When Luis Borges Dreamed of Jaime Rest

Jorge Luis Borges' unsettling dream about violently attacking his former assistant professor Jaime Rest unveils a complex relationship between two literary giants. This story delves deep into Rest's enigmatic life.

When Luis Borges Dreamed of Jaime Rest
Jorge Luis Borges, captured in a rare photograph. Credit: Bellas Artes

It was on the night of August 14, 1974, that the Argentine literary giant Jorge Luis Borges was wrapped in a surreal dream. In the recesses of his subconscious, he violently attacked Jaime Rest, his former assistant professor at the University of Buenos Aires. The act was so vivid, and the irrational hatred so visceral, that upon waking, Borges considered the bizarre notion of calling Rest to apologize—for an offense committed only in the world of dreams.

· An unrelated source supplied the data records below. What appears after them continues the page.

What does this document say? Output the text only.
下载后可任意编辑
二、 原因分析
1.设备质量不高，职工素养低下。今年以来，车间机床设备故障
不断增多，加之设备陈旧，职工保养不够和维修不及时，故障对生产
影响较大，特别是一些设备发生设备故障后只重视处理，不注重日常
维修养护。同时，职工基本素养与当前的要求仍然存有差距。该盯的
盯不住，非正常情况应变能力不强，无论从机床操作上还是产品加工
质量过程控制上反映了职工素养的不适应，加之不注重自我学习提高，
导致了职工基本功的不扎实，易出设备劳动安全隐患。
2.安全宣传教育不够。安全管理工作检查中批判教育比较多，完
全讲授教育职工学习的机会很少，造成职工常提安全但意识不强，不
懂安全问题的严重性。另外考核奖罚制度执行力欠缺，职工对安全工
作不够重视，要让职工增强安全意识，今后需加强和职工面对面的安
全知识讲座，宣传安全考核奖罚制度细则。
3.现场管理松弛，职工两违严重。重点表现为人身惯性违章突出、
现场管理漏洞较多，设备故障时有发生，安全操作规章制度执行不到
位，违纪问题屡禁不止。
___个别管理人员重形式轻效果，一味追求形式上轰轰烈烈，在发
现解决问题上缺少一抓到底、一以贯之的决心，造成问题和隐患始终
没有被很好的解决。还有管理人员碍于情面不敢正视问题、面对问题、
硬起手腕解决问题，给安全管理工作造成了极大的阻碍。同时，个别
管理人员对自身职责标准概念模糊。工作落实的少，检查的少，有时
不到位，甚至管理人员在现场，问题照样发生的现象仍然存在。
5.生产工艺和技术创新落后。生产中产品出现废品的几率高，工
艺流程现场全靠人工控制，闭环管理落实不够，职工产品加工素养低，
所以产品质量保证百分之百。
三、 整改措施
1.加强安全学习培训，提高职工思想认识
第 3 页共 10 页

This complex dynamic between Borges and Rest epitomizes their relationship, which spanned from 1956 to 1963 at the University of Buenos Aires, where they were head and assistant professor of English literature, respectively. Borges, himself a labyrinth of intricate ideas, once described Rest in a conversation with close friends Adolfo Bioy Casares and Manuel Peyrou as a figure of “notable ugliness,” reminiscent of “rough and vigorous animals, like the wild boar.”